In subgroup analyzes, RA surgery resulted in more favorable MRS compared to craniotomy, conservative, or endoscopy treatment. Mean MRS was more favorable for RA in both moderate and severe GCS subgroups. Additionally, more favorable mean MRS was reported in all three volume subgroups. All robots (ROSA, SR1 and Remebot) except CAS-R-2 performed better (lower mean MRS) than control.

In PR sensitivity analysis, the effect size remained favorable for RA group (MD -0.8056 [-1.1237; -0.4875], p < 0.0001). However, high heterogeneity remained.

Sensitivity analyzes figures are visualized as Supplementary Figs. 125–144.

GOS was higher in RA surgery (MD 0.6792 [0.1599; 1.1985], p = 0.0104).

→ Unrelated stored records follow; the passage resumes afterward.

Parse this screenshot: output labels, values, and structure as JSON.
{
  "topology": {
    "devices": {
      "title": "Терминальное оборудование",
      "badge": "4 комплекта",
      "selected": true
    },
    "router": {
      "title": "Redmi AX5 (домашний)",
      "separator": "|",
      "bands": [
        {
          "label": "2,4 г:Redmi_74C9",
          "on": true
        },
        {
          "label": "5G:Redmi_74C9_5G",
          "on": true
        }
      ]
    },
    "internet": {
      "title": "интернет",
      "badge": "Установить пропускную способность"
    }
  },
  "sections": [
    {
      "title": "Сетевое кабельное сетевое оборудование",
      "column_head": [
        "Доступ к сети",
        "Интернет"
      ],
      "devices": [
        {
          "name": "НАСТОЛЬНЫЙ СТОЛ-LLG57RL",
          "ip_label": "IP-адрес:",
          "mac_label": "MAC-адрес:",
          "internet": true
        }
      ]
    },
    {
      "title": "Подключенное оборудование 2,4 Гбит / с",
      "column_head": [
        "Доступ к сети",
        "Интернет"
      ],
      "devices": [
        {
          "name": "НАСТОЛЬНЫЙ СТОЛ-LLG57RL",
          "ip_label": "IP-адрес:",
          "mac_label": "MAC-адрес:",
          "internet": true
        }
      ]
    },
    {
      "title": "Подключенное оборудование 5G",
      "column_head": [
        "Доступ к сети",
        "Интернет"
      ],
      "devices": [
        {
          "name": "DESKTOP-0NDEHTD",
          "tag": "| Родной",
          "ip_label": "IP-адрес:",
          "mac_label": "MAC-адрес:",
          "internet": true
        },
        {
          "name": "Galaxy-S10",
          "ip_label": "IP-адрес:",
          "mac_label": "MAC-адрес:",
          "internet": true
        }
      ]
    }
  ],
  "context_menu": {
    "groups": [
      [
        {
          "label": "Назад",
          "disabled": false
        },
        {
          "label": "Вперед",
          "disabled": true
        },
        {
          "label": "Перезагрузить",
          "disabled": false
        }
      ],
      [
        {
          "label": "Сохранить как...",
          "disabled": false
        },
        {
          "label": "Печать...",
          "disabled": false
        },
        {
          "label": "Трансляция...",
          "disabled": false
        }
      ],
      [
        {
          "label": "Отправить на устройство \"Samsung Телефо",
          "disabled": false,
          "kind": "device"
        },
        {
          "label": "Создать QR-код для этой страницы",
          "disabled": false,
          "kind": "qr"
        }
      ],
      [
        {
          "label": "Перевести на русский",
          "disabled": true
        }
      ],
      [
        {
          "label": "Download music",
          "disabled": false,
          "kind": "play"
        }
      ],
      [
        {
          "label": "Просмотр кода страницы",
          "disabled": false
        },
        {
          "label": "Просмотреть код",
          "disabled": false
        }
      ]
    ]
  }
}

High heterogeneity was present (I2 = 91.8%). Exclusion of Xu study led to reduction of heterogeneity to 0%, while effect size remained statistically significant. GOS in PR studies was also favorable (MD 0.6934 [0.0809; 1.3060], p = 0.0265), however heterogeneity was even higher (I2 = 95%).

The incidence of digestive track hemorrhage had no statistically significant difference between intervention and control. The number of patients with favorable MRS score remained statistically insignificant.

Mean GCS score was higher in RA group (MD 1.9387 [0.8215; 3.0559], p = 0.0007). Hematoma reduction (%) has not achieved statistically significant result. Short-term mortality was non-inferior in control groups.

Hospitalization cost has not reached a statistically significant difference. The cost of robotic surgery was lower compared to conventional surgical strategies, but not than conservative treatment. This was confirmed in leave-one out sensitivity analysis.

Detailed economical evaluation was described in Tan et al. study, where authors have applied a Markov model to simulate 10-year disease progression. RA surgery had significantly lower costs for one year and ten-year simulation compared to endoscopic surgery. Patients in the Remebot surgery group saved ¥36,862.14 per capita compared to the neuro-endoscopic group, and over a 10-year period, the savings per patient for the robotic surgery group increased to ¥40,442.19. Total hospital costs were also significantly lower in the Remebot group. This includes the perioperative expense, medical care costs, and patient lost wages due to hospitalization. Average hospital cost was ¥50,516 for Remebot surgery and ¥89,155 for neuro-endoscopic surgery Additionally, Remebot surgery showed an increase with 0.062 additional quality-adjusted life years (QALYs) gained per patient in the first year and 0.463 additional QALYs gained after 10 years compared to endoscopic surgery.

Secondary outcomes figures are visualized as Supplementary Figs. 145–162. Table 2 summarizes all analyzed outcomes and subgroups.